Si l’erreur dans le calcul du TEG induit nécessairement le futur emprunteur en erreur et le place dans une appréciation tronquée de la situation, ne lui permettant pas de donner son consentement de manière éclairée, l’erreur doit-elle être considérée avec la même mesure en fonction de son degré ?

Concernant les prêts accordés aux particuliers, la Cour de cassation a écarté à plusieurs reprises la nullité de la stipulation d’intérêts en raison d’une erreur inférieure à la décimale (Cass. 1ère civ. 26/11/2014 ; Cass. 1ère civ. 09/04/2015 ; Cass. 1ère civ. 25/01/2017).

Jusqu’alors la jurisprudence de la première chambre civile était constante certes, mais ne faisait état que d’affaires concernant des particuliers ou des SCI familiales. Il était naturel de s’interroger si le professionnel pouvait voir son sort traiter différemment par la chambre commerciale.

Et c’est justement par un arrêt rendu le 18 mai 2017, que la chambre commerciale de la Cour de cassation est venue se prononcer dans le cadre d’une affaire ou une société s’était vu octroyer par sa banque, un prêt destiné à financer les besoins de son activité professionnelle.

Constatant une erreur dans le calcul du TEG, la société décidait d’assigner la banque aux fins de voir prononcer la nullité de la clause d’intérêts et ainsi voir prononcer la déchéance de la banque de son droit aux intérêts conventionnels.

Au soutien de sa demande, la société considérait que la règle édictée par l’article R. 314-2 du code de la consommation n’avait pas pour objet d’édicter une marge d’erreur admissible, mais de déterminer le degré de précision dans l’expression du taux du prêt.

Cet article dispose que « Pour les opérations de crédit destinées à financer les besoins d’une activité professionnelle, le taux effectif global (TEG) est un taux annuel, proportionnel au taux de période, à terme échu et exprimé pour cent unités monétaires. Lorsque les versements sont effectués avec une fréquence autre qu’annuelle, le TEG est obtenu en multipliant le taux de période par le rapport entre la durée de l’année civile et celle de la période unitaire. Le rapport est calculé, le cas échéant, avec une précision d’au moins une décimale ».

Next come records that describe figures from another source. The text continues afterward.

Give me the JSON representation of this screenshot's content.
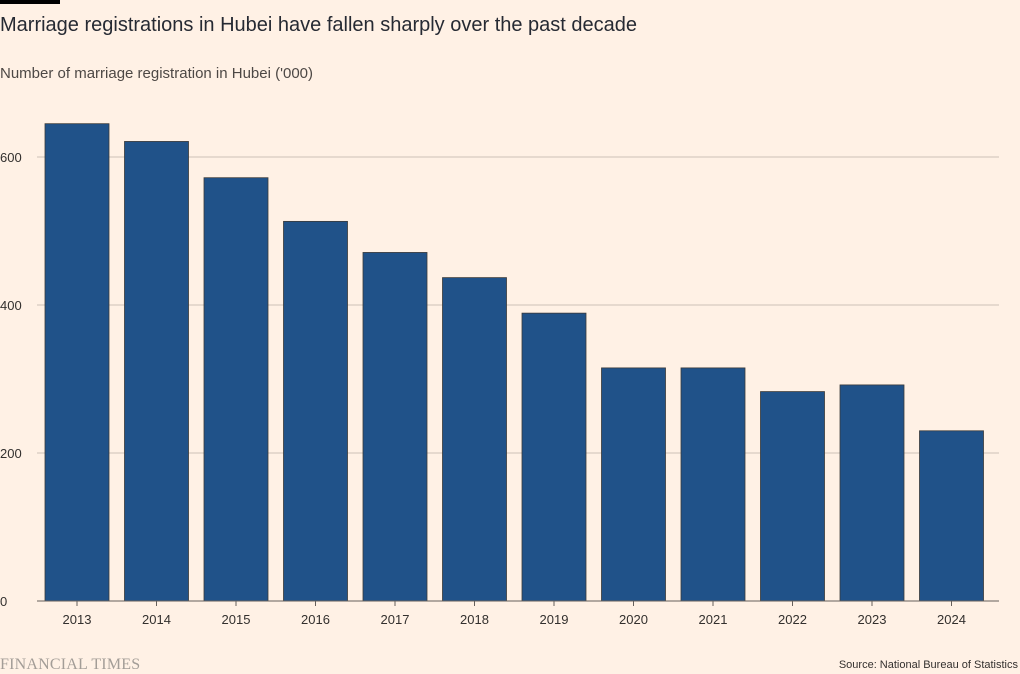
{
  "header": {
    "title": "Marriage registrations in Hubei have fallen sharply over the past decade",
    "subtitle": "Number of marriage registration in Hubei ('000)"
  },
  "footer": {
    "brand": "FINANCIAL TIMES",
    "source": "Source: National Bureau of Statistics"
  },
  "colors": {
    "background": "#fff1e5",
    "bar": "#205289",
    "gridline": "#ccc1b7",
    "text": "#33302e"
  },
  "chart_data": {
    "type": "bar",
    "title": "Marriage registrations in Hubei have fallen sharply over the past decade",
    "ylabel": "Number of marriage registration in Hubei ('000)",
    "xlabel": "",
    "categories": [
      "2013",
      "2014",
      "2015",
      "2016",
      "2017",
      "2018",
      "2019",
      "2020",
      "2021",
      "2022",
      "2023",
      "2024"
    ],
    "values": [
      645,
      621,
      572,
      513,
      471,
      437,
      389,
      315,
      315,
      283,
      292,
      230
    ],
    "yticks": [
      0,
      200,
      400,
      600
    ],
    "ylim": [
      0,
      650
    ],
    "grid": true,
    "legend": "none"
  }
}
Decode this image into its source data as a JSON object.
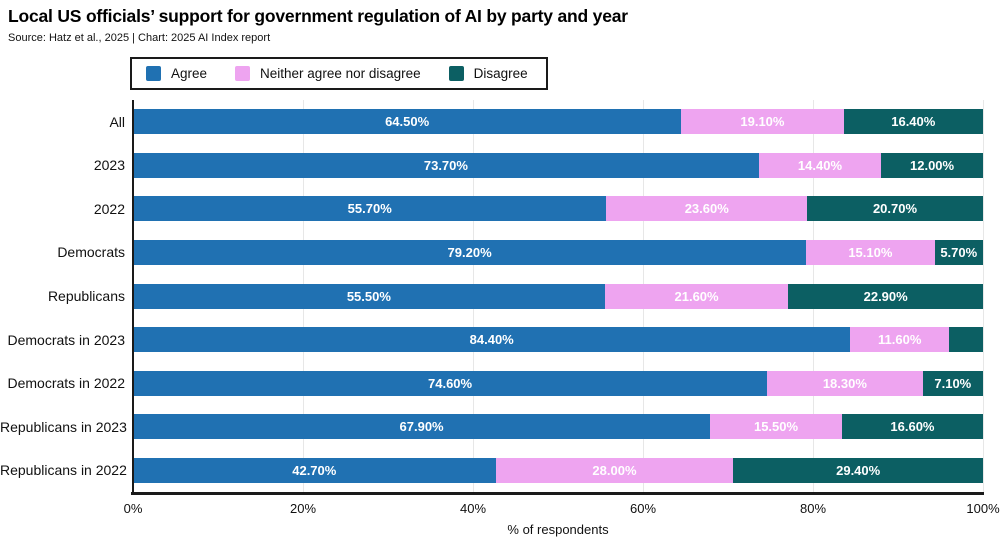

En l’espèce, l’écart relevé par la société entre le TEG mentionné dans le contrat de prêt (5.672 %) et le produit du taux de période par le nombre d’échéances de remboursement dans l’année (5.743 %) était inférieur à la décimale prescrite par le texte.

Néanmoins, la chambre commerciale n’a pas considéré cette écart comme significatif et n’a pas suivi l’argument développé par la société au soutien de son pourvoi.

La présente décision confirme la jurisprudence de la première chambre civile, et renforce la position de la Cour de cassation en la matière. Les professionnels sont désormais concernés au même titre que les particuliers. Cela évitera bien des problèmes d’interprétation aux juridictions de première instance qui n’auront plus à apprécier si un prêt a été octroyé à un professionnel en sa qualité de professionnel ou de particulier, notamment concernant les professions libérales par exemple. Cela permettra également d’éviter la multiplication des contentieux inutiles.